The person I had been in contact with was not available that date. Another staff member there asked me to wait so she can find someone to interview me. After 10 minutes or so, one of the software engineers came out to greet me and took me to a conference room.
He started out by asking some standard questions like the type of work I've been doing and that type of software I've been working on. Towards the end of this part of the interview, he asked me what kind of salary was I looking for. Their job posting had a range from 80k to 150k and my range was right in the middle of that. I was pretty honest about what I wanted and what I'm making right now. He then threw out a number was way lower than my range and lower than what I am making right now. He then went out to explain because I didn't have Spring Framework experience, they couldn't offer me the senior software engineer position (by the way, Spring Framework wasn't even mentioned in the job posting). I came back by saying that it would be difficult to take a pay cut to take another job.

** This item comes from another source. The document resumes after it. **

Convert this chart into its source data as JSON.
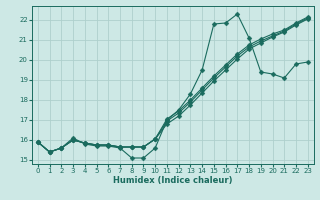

The atmosphere turned sour pretty quickly. He ended the questioning part by saying that he wanted me to write some code on paper to solve a graph problem. I sat there working on my code while he stepped away. I turned in my code after 15 minutes and had a little discussion about the part that I didn't get right. He then gave me a test consisted of 16 questions on paper and asked me to work on them, again, while he stepped away to do his things. At that point I felt like it wasn't much of an interview. It for sure felt like I was back at school taking a test. I answered all the questions, but didn't put too much efforts into making the answers as best as I could. I had a feeling that I wasn't going to get the job anyway and taking that test was just a formality. Maybe he needed something on paper so he can show that he did performed the interview.
I turned in the paper and thanked the interviewer for his time and that was the end of the interview.
The next day I wrote thank-you emails to both the person who initially contacted me and my interviewer. In the thank-you email to my interviewer, I wrote some addendum to my answer to one of the 16 questions, trying to make that particular answer more complete. Less than 10 minutes after sending that email, I got a reply from my interviewer basically saying that I wasn't a good fit for the position because I didn't answer all the questions right. But if I'm willing to accept a lower position (more importantly lower pay), he'd willing to continue the interview process. The person who initially contacted me never replied.
Again, I felt the entire process didn't show a lot of respect to the interviewee. There was no discussion and focus on my leadership and project management skills. The job description on the posting was either misleading, or my interviewer didn't know what they are. Another example: the post mentioned that PHP is one of the language that will be used. And I was told by my interviewer that PHP won't be used.